The seven-day strike that ended Sunday got the union’s 3,000 teachers better pay, but many of them think their union should have fought harder, for more.
The district, meanwhile, has a financial mess on its hands. At a school board meeting Monday, the board slashed $21.75 million from its budget.
Students weren’t happy about that. Some, who showed up at the meeting, made passionate pleas opposing the cuts while others simply shouted at board members.
At the very least, the board was able to hold that meeting — a step forward that some might say was really a step backward.
Last week, teachers shut down two scheduled board meetings by holding demonstrations outside the elementary school, La Escuelita on Second Ave., where the meeting was planned. During the second shutdown, on Friday, the atmosphere outside La Escuelita grew hostile and, some say, violent.
In a video clip shared widely on social media, Jumoke Hinton-Hodge, a school board member for 10 years, is seen in the middle of a mob outside the school with her hand apparently on the throat of a woman who’s been identified as a teacher. Hinton-Hodge didn’t respond to my requests for comment, but in a statement she said that as she tried to enter the school she was pushed to the ground and became “briefly disoriented.” As she got up, she “was inadvertently pushing up against a teacher’s neck.”
Whether you believe her story or not, Hinton-Hodge is an elected official. If you don’t like the job she’s done for a decade, don’t physically push her. Push others to vote against her.
Another board member, Jody London, was already inside the school. She had to stay several hours after the meeting was canceled. She couldn’t leave because protestors had barricaded the entrances, even locking some doors with chains.
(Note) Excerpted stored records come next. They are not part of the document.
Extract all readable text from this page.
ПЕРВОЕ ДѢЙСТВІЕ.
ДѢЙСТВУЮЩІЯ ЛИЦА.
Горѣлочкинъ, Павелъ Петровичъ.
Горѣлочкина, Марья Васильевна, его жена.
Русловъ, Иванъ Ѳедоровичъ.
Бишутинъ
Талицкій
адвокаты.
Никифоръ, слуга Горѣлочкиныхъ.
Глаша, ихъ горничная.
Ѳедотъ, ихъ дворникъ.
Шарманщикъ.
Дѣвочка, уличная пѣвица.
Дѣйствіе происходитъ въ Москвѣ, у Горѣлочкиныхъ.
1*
“Whatever the circumstances were, it was definitely distressing for everyone involved,” said London, who left the building around 6 p.m. with people jeering at her as she walked with crutches. “It did not feel safe. It felt very hostile.”
Teachers, who made opposition to the budget cuts part of their campaign to win support during the strike, were just holding their ground, they said. In an email sent to members Friday morning, the union, teachers said, requested that they picket the board meeting, writing that the budget cuts “can not be done in our name.”
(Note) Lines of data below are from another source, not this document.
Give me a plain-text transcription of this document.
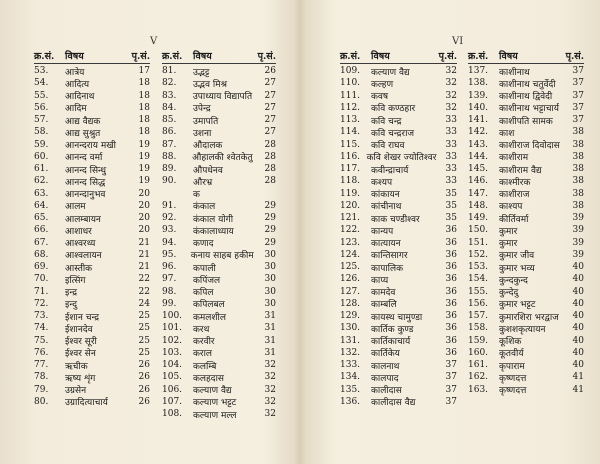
V
क्र.सं.	विषय	पृ.सं.
53.	आत्रेय	17
54.	आदित्य	18
55.	आदिनाथ	18
56.	आदिम	18
57.	आद्य वैद्यक	18
58.	आद्य सुश्रुत	18
59.	आनन्दराय मखी	19
60.	आनन्द वर्मा	19
61.	आनन्द सिन्धु	19
62.	आनन्द सिद्ध	19
63.	आनन्दानुभव	20
64.	आलम	20
65.	आलम्बायन	20
66.	आशाधर	20
67.	आश्वरथ्य	21
68.	आश्वलायन	21
69.	आस्तीक	21
70.	इत्सिंग	22
71.	इन्द्र	22
72.	इन्दु	24
73.	ईशान चन्द्र	25
74.	ईशानदेव	25
75.	ईश्वर सूरी	25
76.	ईश्वर सेन	25
77.	ऋचीक	26
78.	ऋष्य शृंग	26
79.	उग्रसेन	26
80.	उग्रादित्याचार्य	26
क्र.सं.	विषय	पृ.सं.
81.	उद्भट्ट	26
82.	उद्भव मिश्र	27
83.	उपाध्याय विद्यापति	27
84.	उपेन्द्र	27
85.	उमापति	27
86.	उशना	27
87.	औदालक	28
88.	औहालकी श्वेतकेतु	28
89.	औपधेनव	28
90.	औरभ्र	28
क
91.	कंकाल	29
92.	कंकाल योगी	29
93.	कंकालाध्याय	29
94.	कणाद	29
95.	कनाय साहब हकीम	30
96.	कपाली	30
97.	कपिंजल	30
98.	कपिल	30
99.	कपिलबल	30
100.	कमलशील	31
101.	करथ	31
102.	करवीर	31
103.	कराल	31
104.	कलम्बि	32
105.	कलहदास	32
106.	कल्याण वैद्य	32
107.	कल्याण भट्टट	32
108.	कल्याण मल्ल	32
VI
क्र.सं.	विषय	पृ.सं.
109.	कल्याण वैद्य	32
110.	कल्हण	32
111.	कवष	32
112.	कवि कण्ठहार	32
113.	कवि चन्द्र	33
114.	कवि चन्द्रराज	33
115.	कवि राघव	33
116. कवि शेखर ज्योतिश्वर	33
117.	कवीन्द्राचार्य	33
118.	कश्यप	33
119.	कांकायन	35
120.	कांचीनाथ	35
121.	काक चण्डीश्वर	35
122.	कान्यप	36
123.	कात्यायन	36
124.	कान्तिसागर	36
125.	कापालिक	36
126.	काप्य	36
127.	कामदेव	36
128.	काम्बलि	36
129.	कायस्थ चामुण्डा	36
130.	कार्तिक कुण्ड	36
131.	कार्तिकाचार्य	36
132.	कार्तिकेय	36
133.	कालनाथ	37
134.	कालपाद	37
135.	कालीदास	37
136.	कालीदास वैद्य	37
क्र.सं.	विषय	पृ.सं.
137.	काशीनाथ	37
138.	काशीनाथ चतुर्वेदी	37
139.	काशीनाथ द्विवेदी	37
140.	काशीनाथ भट्टाचार्य	37
141.	काशीपति सामक	37
142.	काश	38
143.	काशीराज दिवोदास	38
144.	काशीराम	38
145.	काशीराम वैद्य	38
146.	काश्मीरक	38
147.	काशीराज	38
148.	काश्यप	38
149.	कीर्तिवर्मा	39
150.	कुमार	39
151.	कुमार	39
152.	कुमार जीव	39
153.	कुमार भव्य	40
154.	कुन्दकुन्द	40
155.	कुन्देदु	40
156.	कुमार भट्टट	40
157.	कुमारशिरा भरद्वाज	40
158.	कुशशकृत्यायन	40
159.	कूशिक	40
160.	कूतवीर्य	40
161.	कृपाराम	40
162.	कृष्णदत्त	41
163.	कृष्णदत्त	41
That’s why Lara Trale, a teacher at Oakland High School, said she and others held the line. The union told them to back off after the tentative deal was struck later that day, but teachers didn’t budge.
“It just seemed super messed up that we would allow the board to make these cuts that we had, repeatedly, insisted as a union that we were not OK with,” she said.
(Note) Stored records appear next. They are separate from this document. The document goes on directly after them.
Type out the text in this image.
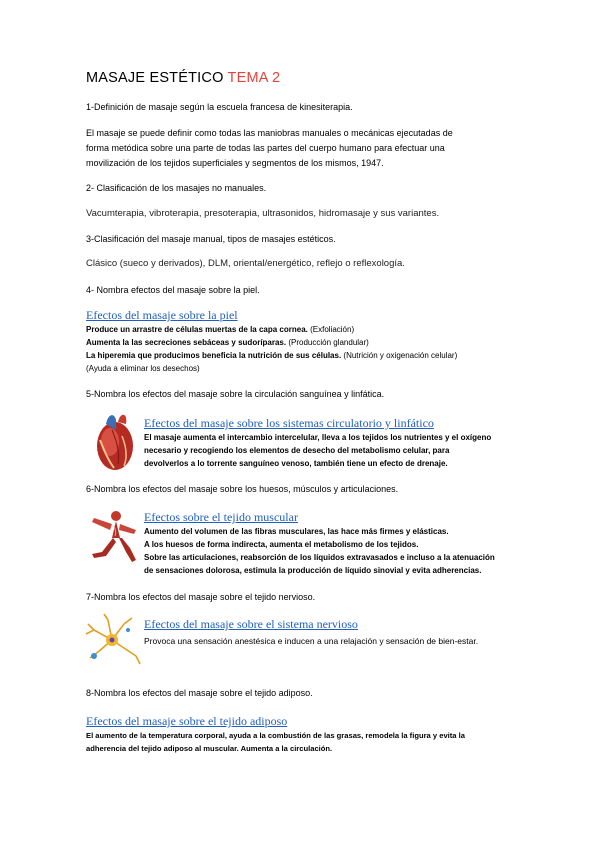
MASAJE ESTÉTICO TEMA 2
1-Definición de masaje según la escuela francesa de kinesiterapia.
El masaje se puede definir como todas las maniobras manuales o mecánicas ejecutadas de
forma metódica sobre una parte de todas las partes del cuerpo humano para efectuar una
movilización de los tejidos superficiales y segmentos de los mismos, 1947.
2- Clasificación de los masajes no manuales.
Vacumterapia, vibroterapia, presoterapia, ultrasonidos, hidromasaje y sus variantes.
3-Clasificación del masaje manual, tipos de masajes estéticos.
Clásico (sueco y derivados), DLM, oriental/energético, reflejo o reflexología.
4- Nombra efectos del masaje sobre la piel.
Efectos del masaje sobre la piel
Produce un arrastre de células muertas de la capa cornea. (Exfoliación)
Aumenta la las secreciones sebáceas y sudoríparas. (Producción glandular)
La hiperemia que producimos beneficia la nutrición de sus células. (Nutrición y oxigenación celular)
(Ayuda a eliminar los desechos)
5-Nombra los efectos del masaje sobre la circulación sanguínea y linfática.
Efectos del masaje sobre los sistemas circulatorio y linfático
El masaje aumenta el intercambio intercelular, lleva a los tejidos los nutrientes y el oxígeno
necesario y recogiendo los elementos de desecho del metabolismo celular, para
devolverlos a lo torrente sanguíneo venoso, también tiene un efecto de drenaje.
6-Nombra los efectos del masaje sobre los huesos, músculos y articulaciones.
Efectos sobre el tejido muscular
Aumento del volumen de las fibras musculares, las hace más firmes y elásticas.
A los huesos de forma indirecta, aumenta el metabolismo de los tejidos.
Sobre las articulaciones, reabsorción de los líquidos extravasados e incluso a la atenuación
de sensaciones dolorosa, estimula la producción de líquido sinovial y evita adherencias.
7-Nombra los efectos del masaje sobre el tejido nervioso.
Efectos del masaje sobre el sistema nervioso
Provoca una sensación anestésica e inducen a una relajación y sensación de bien-estar.
8-Nombra los efectos del masaje sobre el tejido adiposo.
Efectos del masaje sobre el tejido adiposo
El aumento de la temperatura corporal, ayuda a la combustión de las grasas, remodela la figura y evita la
adherencia del tejido adiposo al muscular. Aumenta a la circulación.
Some teachers feel the union didn’t push hard enough at the bargaining table. Shannon Carey, a teacher at MetWest High School, said she voted for the contract because she felt the strike was losing its momentum.
I’d heard teachers were staying home instead of picketing. And some were concerned that teachers might’ve crossed the picket line this week if a deal hadn’t been made.
“For us to end when we were strong and when we were united and when we had the full backing of the community means that we can take that energy and take it to the state,” Carey said. “We can’t squeeze any more money from the stone that is OUSD right now.
“We have to now look for more robust funding sources.”
That’s something everyone can agree on. If the school district is to prosper, it needs more funding from the state. It will take money — and better management of it, of course — to resolve the school district’s problems and make everyone happy.
Oakland Education Association President Keith Brown didn’t want to talk about the unhappy union members when we talked Tuesday morning.
He wanted to look at the bright side.
“The strike is a first step in this fight to improve public education, because for years our students have been disenfranchised,” Brown said.
My colleague Jill Tucker reported that the district faces a $9 million deficit this year, $6 million next year and $15.7 million the following year, according to an independent analysis by the Fiscal Crisis and Management Assistance Team.
So, there’s a lot of healing that needs to be done in a district already hobbled by decades of dysfunction and financial mismanagement.